The Institute for Supply Management’s Manufacturing Index report shows that despite a continued slump in home sales, the economy is in a slow but steady recovery. January was a good month for manufacturers, showing a 1 point increase over December bringing the Purchasing Manager’s Index (PMI) to 54.1%. This number is right on track for an economy that is full on in recovery, yet still a slow and steady recovery. The number sparks confidence in investors that the economy is in fact moving in the right direction, and gives them a positive outlook for the future.
The PMI is the overview of the report, the rest is broken down into more defined sub-sectors of the industry. This report, as mentioned, shows a number over 50% meaning the economy is in expansion.

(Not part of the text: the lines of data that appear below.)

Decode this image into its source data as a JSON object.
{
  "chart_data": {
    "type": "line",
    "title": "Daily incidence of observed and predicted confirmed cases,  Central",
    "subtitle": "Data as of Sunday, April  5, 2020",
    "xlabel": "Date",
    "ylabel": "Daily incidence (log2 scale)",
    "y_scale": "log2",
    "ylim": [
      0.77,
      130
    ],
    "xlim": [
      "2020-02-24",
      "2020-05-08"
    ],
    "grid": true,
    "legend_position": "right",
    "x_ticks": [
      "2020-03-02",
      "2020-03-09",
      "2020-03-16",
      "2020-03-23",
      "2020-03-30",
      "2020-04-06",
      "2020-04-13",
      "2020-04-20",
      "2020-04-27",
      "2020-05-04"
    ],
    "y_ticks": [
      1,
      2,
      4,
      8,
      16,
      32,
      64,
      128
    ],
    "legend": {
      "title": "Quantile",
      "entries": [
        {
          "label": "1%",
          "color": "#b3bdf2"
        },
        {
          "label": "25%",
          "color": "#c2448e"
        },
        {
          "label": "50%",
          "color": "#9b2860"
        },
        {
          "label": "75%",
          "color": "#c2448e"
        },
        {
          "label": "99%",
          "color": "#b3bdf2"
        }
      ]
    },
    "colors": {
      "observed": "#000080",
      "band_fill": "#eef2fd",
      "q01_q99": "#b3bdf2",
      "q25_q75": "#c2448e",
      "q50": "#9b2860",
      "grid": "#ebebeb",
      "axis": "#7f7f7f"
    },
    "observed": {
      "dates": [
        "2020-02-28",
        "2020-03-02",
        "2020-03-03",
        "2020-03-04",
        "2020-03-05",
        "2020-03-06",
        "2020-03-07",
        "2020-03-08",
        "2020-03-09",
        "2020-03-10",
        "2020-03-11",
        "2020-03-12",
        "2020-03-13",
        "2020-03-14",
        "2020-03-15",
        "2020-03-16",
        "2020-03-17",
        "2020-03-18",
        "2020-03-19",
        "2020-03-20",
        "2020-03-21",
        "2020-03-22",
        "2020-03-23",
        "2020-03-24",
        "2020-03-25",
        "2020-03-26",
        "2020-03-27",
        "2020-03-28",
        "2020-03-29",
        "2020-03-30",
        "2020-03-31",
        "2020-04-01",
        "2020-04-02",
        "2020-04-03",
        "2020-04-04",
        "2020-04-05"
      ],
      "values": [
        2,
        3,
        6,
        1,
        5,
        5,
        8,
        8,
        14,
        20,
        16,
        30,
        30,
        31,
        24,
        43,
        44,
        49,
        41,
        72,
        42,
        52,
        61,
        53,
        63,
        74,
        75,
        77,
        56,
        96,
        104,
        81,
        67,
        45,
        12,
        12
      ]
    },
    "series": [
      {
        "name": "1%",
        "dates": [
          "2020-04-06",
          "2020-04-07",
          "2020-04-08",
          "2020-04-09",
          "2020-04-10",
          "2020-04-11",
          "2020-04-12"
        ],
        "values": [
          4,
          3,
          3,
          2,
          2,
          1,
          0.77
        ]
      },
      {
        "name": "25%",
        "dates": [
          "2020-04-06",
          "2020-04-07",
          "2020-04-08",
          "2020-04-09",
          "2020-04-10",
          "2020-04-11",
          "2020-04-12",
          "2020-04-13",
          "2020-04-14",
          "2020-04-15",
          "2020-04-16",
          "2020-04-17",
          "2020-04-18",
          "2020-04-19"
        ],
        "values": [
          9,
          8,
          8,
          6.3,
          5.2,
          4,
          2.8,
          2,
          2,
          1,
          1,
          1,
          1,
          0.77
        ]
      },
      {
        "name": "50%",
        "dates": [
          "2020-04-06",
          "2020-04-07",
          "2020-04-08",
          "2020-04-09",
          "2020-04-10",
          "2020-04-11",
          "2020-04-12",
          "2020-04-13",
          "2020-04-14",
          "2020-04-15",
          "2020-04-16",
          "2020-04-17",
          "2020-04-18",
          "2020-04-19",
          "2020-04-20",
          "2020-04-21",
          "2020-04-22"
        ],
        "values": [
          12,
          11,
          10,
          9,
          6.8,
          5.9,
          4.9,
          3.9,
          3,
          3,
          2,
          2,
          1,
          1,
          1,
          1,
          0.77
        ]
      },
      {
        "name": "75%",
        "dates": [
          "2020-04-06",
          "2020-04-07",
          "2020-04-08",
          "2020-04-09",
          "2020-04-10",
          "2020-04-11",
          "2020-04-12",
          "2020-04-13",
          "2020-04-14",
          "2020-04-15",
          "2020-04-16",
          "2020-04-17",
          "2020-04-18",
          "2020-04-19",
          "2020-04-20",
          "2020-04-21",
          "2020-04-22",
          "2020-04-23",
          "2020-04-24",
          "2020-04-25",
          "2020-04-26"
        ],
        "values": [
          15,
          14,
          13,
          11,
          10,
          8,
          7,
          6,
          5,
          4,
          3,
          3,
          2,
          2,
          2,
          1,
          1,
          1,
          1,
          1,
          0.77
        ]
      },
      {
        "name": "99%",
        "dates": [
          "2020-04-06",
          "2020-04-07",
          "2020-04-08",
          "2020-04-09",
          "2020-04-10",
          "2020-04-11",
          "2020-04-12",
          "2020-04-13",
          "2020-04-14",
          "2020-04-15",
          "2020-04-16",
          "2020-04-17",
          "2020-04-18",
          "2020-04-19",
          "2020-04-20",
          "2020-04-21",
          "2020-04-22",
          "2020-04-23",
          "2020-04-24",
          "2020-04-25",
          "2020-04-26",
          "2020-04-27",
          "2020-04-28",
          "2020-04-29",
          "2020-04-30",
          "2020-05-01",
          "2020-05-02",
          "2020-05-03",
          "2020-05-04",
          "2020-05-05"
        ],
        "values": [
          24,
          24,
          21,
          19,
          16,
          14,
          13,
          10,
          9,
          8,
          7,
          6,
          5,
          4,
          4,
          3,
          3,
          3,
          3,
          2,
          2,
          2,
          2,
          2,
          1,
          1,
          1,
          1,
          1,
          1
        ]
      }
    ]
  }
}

The expansion makes for a bullish stock market, while the slow recovery makes for a bullish bond market. As the number creeps higher, the stock market too as that is a sign that corporate profits are on their way up encouraging people and institutions to invest more money. At the same time, the bond market does not do as well with a rapid increase in the PMI. With a number just above 50% the market will perform well in both markets as the overall GDP rises. Historically the PMI rarely rises above 60%, so while this number appears low, it is a good healthy number.
The full report shows a mix of ups and downs from the various sub-sectors. While their indices vary little from December to January, it is important to note that the difference between those reporting “lower” numbers and “higher” numbers in areas such as pricing, employment, and new orders, are mostly in the positive (e.g. 27% report higher, while 20% report lower leaves a net of 7%). This reflects well for the sentiment of the industries, helping investors to conclude that US manufacturing is strong and will continue to be strong. The ISM comes out once per month and measures the health of 300 manufacturing firms in areas such as employment, production, orders, inventory, and more. The overall number is given as a percentage, over 50 meaning the economy is expanding, while under 50 means the economy is contracting.
Like the housing market indices, the ISM is closely watched by investors. The rise in PMI was encouraged by a jump in employment numbers. This signals that the management of the US manufacturing industries sees stronger months ahead. Investors look at these numbers and see that the economy should continue to gain strength and momentum as we come out of the winter months and into the spring and summer. The economic recovery is moving slowly, but manufacturers, investors, and other employers are seeing movement in a positive direction, and predict the continuing strength in all areas.